Brody explains to El Niño that since he went on the run, he has been taken from one place to another and that he has recovered enough from his injuries to leave and get to "the next place". El Niño refuses to let him go, replying that there is no next place, and that the tower is where he is safe, and where he needs to stay. El Niño reminds Brody that he could turn him in to the CIA for a $10 million reward. Undeterred, Brody later escapes the premises with the help of Esme. He seeks refuge at a nearby mosque. The imam lets Brody stay there, but has recognized who he is and phones the police who arrive shortly to arrest Brody. El Niño's mercenaries then arrive, killing the police officers along with the imam and his wife. They take Brody back to the tower, where an angry El Niño confines Brody to a cell, calling it Brody's new home.

Carrie is visited at the ward by Paul Franklin (Jason Butler Harner), an associate at a law firm. He claims to be representing one of the partners at the firm, offering to get Carrie released if she will speak with the partner in question.

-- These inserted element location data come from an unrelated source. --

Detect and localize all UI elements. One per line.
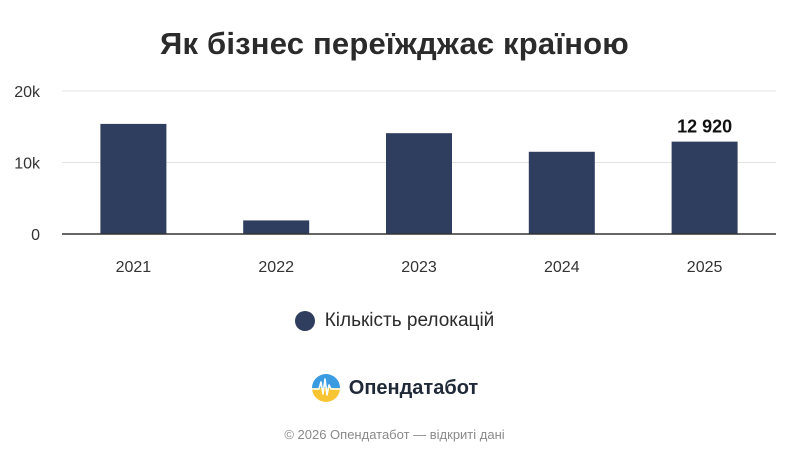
x-tick-label: 2022: [258, 259, 294, 276]
legend-label: Кількість релокацій: [324, 310, 495, 331]
footer-copyright: © 2026 Опендатабот — відкриті дані: [284, 427, 505, 442]
opendatabot-logo-icon: [311, 374, 340, 402]
x-tick-label: 2023: [401, 259, 437, 276]
bar-2023: [386, 133, 452, 234]
y-axis-tick-labels: 0 10k 20k: [14, 84, 41, 244]
data-label: 12 920: [677, 117, 732, 137]
bar-2021: [100, 123, 167, 234]
y-tick-label: 20k: [14, 84, 41, 101]
x-tick-label: 2025: [687, 259, 723, 276]
brand-name: Опендатабот: [348, 376, 479, 399]
bar-chart: 0 10k 20k 2021 2022 2023 2024 2025 12 920: [14, 84, 776, 276]
bar-2025: [671, 141, 738, 234]
y-tick-label: 0: [31, 227, 40, 244]
brand-logo: Опендатабот: [0, 373, 789, 403]
x-tick-label: 2024: [544, 259, 580, 276]
bar-2022: [243, 220, 310, 234]
legend: Кількість релокацій: [0, 310, 789, 332]
chart-title: Як бізнес переїжджає країною: [160, 26, 629, 61]
bars: [100, 123, 738, 234]
data-labels: 12 920: [677, 117, 732, 137]
x-tick-label: 2021: [116, 259, 152, 276]
legend-swatch: [294, 311, 315, 331]
bar-2024: [528, 151, 595, 234]
y-tick-label: 10k: [14, 156, 41, 173]
x-axis-tick-labels: 2021 2022 2023 2024 2025: [116, 259, 723, 276]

Carrie rebuffs him, as she believes that she will be expected to turn on the CIA, which she refuses to do.

Brody, alone in his cell, injects himself with heroin as the episode ends.

== Production ==
Clark Johnson directed the episode. William Bromell wrote the teleplay, which he based on a detailed outline left by his deceased father Henry Bromell. Set in Caracas, the episode was shot in Puerto Rico, and an abandoned apartment building in San Juan stood in for the Tower of David's interiors. Of the 10 credited series regulars, only Claire Danes, Damian Lewis and Mandy Patinkin appear in this episode, including Lewis making his first appearance as Nicholas Brody in the third season. This is also the first episode of the series not to feature Morena Baccarin as Jessica Brody; as such Claire Danes and Mandy Patinkin are now the only actor and actress to appear in every episode of Homeland thus far.

==Ratings==
The original broadcast had 1.81 million viewers.